Crise au Mali : Amnesty International exige la levée du blocus à Bamako
Alors que le Groupe de soutien à l’islam et aux musulmans (Jnim) maintient un blocus routier autour de Bamako depuis près de trois semaines, la situation humanitaire se dégrade dans les régions du centre et du nord du Mali. Les populations civiles subissent de plein fouet les conséquences de ces attaques, privées d’accès aux denrées essentielles et aux soins.
Amnesty International tire la sonnette d’alarme ce vendredi 15 mai 2026, exigeant le respect absolu de la libre circulation des civils. L’ONG dénonce un « blocus aux conséquences inacceptables », mettant en péril les droits fondamentaux à la sécurité alimentaire, à la santé et à la vie des habitants.
Dans un communiqué, l’organisation internationale souligne qu’un convoi de camions civils, transportant des fruits entre Bamako et Bougouni, a été attaqué par le Jnim le 6 mai dernier. Ces marchandises, destinées à des entreprises privées, n’étaient ni escortées par l’armée ni liées à un quelconque matériel militaire.

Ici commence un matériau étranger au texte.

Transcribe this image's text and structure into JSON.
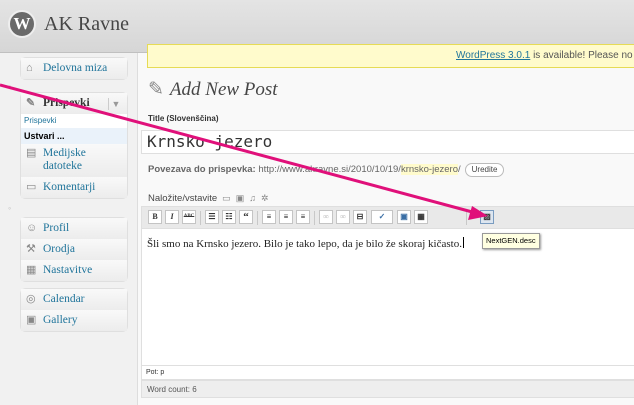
{
  "header": {
    "logo_glyph": "W",
    "site_title": "AK Ravne"
  },
  "nag": {
    "link": "WordPress 3.0.1",
    "text": " is available! Please no"
  },
  "sidebar": {
    "dashboard": "Delovna miza",
    "posts": "Prispevki",
    "posts_sub": "Prispevki",
    "posts_new": "Ustvari ...",
    "media_line1": "Medijske",
    "media_line2": "datoteke",
    "comments": "Komentarji",
    "profile": "Profil",
    "tools": "Orodja",
    "settings": "Nastavitve",
    "calendar": "Calendar",
    "gallery": "Gallery",
    "toggle": "▼"
  },
  "main": {
    "page_title": "Add New Post",
    "title_label": "Title (Slovenščina)",
    "title_value": "Krnsko jezero",
    "permalink_label": "Povezava do prispevka:",
    "permalink_base": "http://www.akravne.si/2010/10/19/",
    "permalink_slug": "krnsko-jezero",
    "permalink_end": "/",
    "edit_button": "Uredite",
    "upload_label": "Naložite/vstavite",
    "editor_text": "Šli smo na Krnsko jezero. Bilo je tako lepo, da je bilo že skoraj kičasto.",
    "tooltip": "NextGEN.desc",
    "path": "Pot: p",
    "word_count": "Word count: 6"
  },
  "toolbar": {
    "bold": "B",
    "italic": "I",
    "strike": "ABC",
    "bullist": "☰",
    "numlist": "☷",
    "quote": "“",
    "alignleft": "≡",
    "aligncenter": "≡",
    "alignright": "≡",
    "link": "∞",
    "unlink": "∞",
    "more": "⊟",
    "spell": "✓",
    "fullscreen": "▣",
    "kitchen": "▦",
    "nextgen": "▨"
  },
  "colors": {
    "link": "#21759b",
    "annotation_arrow": "#e0107a",
    "nag_bg": "#fffbcc"
  },
  "icons": [
    "wordpress-logo-icon",
    "home-icon",
    "pin-icon",
    "media-icon",
    "comment-icon",
    "user-icon",
    "tools-icon",
    "settings-icon",
    "calendar-icon",
    "gallery-icon"
  ]
}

L’armée malienne intensifie ses frappes contre Kidal
De son côté, l’armée malienne a annoncé une escalade des frappes aériennes sur Kidal, ville désormais sous contrôle des rebelles touaregs du Front de libération de l’Azawad (FLA) et de leurs alliés du Jnim depuis fin avril. Les autorités militaires affirment avoir mené plusieurs opérations dans la zone, tandis que les séparatistes revendiquent la capture de 200 soldats maliens lors des offensives du 25 avril.
Une habitante de Kidal témoigne sous couvert d’anonymat : les coupures d’électricité et les difficultés de communication isolent davantage la ville. « On ne sait plus à qui faire confiance », confie-t-elle, évoquant un climat de méfiance généralisé.
À Gao, sous contrôle gouvernemental, la population subit aussi les conséquences de la crise. Les prix des denrées alimentaires flambent : le kilogramme d’oignon a doublé, selon une résidente. Les autorités demandent aux habitants de se fier uniquement aux communiqués officiels, mais la défiance persiste.
Analyse d’un expert : une stratégie de déstabilisation
Hervé Lankoandé Wendyam, analyste spécialisé dans les dynamiques sécuritaires ouest-africaines, met en lumière les intentions profondes des groupes armés : « Il y a une volonté claire de détacher le Nord du reste du pays. Au centre du Mali, le Jnim cherche à intensifier les hostilités en s’emparant de zones urbaines. »
Le centre du Mali sous emprise jihadiste
Plusieurs localités du centre, notamment sur la rive gauche du fleuve Niger (régions de Ségou et Koulikoro), échappent désormais à l’autorité de l’État. Les jihadistes y imposent la zakat et ferment les écoles, aggravant une crise éducative déjà alarmante : plus de 2 300 établissements scolaires restent fermés, principalement dans le nord et le centre du pays.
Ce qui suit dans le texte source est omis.